You're going to be all right, I think, to the both of us.

I let Eli cross my mind the way a bird crosses a window: there, and then moving on, no need to stand up and watch it.

He'd be thirty-four. He went out on a road not so different from this one, a morning not so different, and for a long time I couldn't drive a county two-lane in summer without holding the wheel like it might come off in my hands.

Years took that down to a flicker. It flickers now, light, and I let it pass, because the man waiting on the other end of that grief was always all right about it, and because grief and going to the market are allowed to happen in the same body on the same morning.

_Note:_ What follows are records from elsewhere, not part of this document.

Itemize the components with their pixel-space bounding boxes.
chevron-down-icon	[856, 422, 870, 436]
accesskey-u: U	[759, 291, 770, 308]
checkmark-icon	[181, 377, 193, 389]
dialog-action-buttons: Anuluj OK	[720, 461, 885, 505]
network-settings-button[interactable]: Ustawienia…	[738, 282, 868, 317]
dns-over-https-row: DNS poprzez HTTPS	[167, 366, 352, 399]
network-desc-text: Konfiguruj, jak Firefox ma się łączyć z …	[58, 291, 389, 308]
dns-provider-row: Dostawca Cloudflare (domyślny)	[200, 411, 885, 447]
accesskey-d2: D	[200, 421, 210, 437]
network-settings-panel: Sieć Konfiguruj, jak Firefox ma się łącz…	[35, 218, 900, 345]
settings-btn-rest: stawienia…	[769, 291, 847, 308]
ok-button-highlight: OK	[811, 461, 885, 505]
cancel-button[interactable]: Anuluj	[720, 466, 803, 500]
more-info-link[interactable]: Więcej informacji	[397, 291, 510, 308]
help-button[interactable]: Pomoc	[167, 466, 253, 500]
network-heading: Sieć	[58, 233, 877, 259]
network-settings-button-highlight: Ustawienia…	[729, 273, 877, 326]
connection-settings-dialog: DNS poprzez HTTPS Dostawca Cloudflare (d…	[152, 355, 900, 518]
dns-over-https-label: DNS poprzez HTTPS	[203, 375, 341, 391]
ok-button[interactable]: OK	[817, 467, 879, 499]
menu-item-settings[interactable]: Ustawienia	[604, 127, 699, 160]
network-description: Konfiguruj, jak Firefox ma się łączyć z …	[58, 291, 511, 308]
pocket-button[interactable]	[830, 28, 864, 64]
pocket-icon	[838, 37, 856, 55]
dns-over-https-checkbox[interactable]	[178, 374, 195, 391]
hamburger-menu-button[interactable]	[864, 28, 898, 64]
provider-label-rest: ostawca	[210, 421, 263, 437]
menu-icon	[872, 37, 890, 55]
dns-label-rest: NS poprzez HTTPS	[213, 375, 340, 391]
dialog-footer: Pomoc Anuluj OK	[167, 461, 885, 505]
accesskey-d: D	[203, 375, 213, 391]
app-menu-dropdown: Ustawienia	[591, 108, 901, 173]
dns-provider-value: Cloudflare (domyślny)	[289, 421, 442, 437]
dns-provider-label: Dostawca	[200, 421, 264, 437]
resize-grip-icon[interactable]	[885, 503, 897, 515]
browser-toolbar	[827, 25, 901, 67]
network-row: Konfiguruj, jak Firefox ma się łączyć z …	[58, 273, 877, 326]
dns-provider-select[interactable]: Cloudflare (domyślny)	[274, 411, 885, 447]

I've only just learned that. I'm still learning it.

I think about the kitchen I'm driving back to.

The flour going into the jar Dot lent me.

The butter softening on the counter where no one will move it to make room for something that matters more.

Something with cinnamon, maybe, because the house should smell like a person lives there now, a person who is staying.

I have spent six years making other people's rooms feel lived in.

It did not once occur to me, in all that time, that I might make one for myself.

The song finds itself again on the far side of the static. I turn it up.

The bend at the creek comes up the way it always does, slow and then all at once, the cottonwoods throwing bars of shade across the lane so the light strobes through the windshield, bright dark bright dark, and I ease off the gas the way you do, the way anyone does —

The truck is already across the line when I come through the shade.

It is just there, the way a thing is there when there was no there a half-second before — a flatbed, a farm truck, somebody's morning, the driver's face a pale smear turning toward me with the same animal surprise that must be on mine.

He is in my lane. Maybe he drifted. Maybe the strobe took his eyes too.

There is no time to assign it. There is no time to do the thing you are supposed to do, the thing they teach you, steer into the open, don't lock the wheel —

My foot is already on the brake. My hands are already turning. The tires let go of the road with a sound I will not get to remember, a long animal scream of rubber, and the field tips up where the sky should be.

The last thing that is mine, the only clear thing in all of it, is not fear. I have time for one whole thought and it does not belong to me. My hand is still low on my stomach where it has been for a mile.

Hold on, I tell the little one I haven't met. Not you. Please. Not you.

The cottonwoods come down like a wall.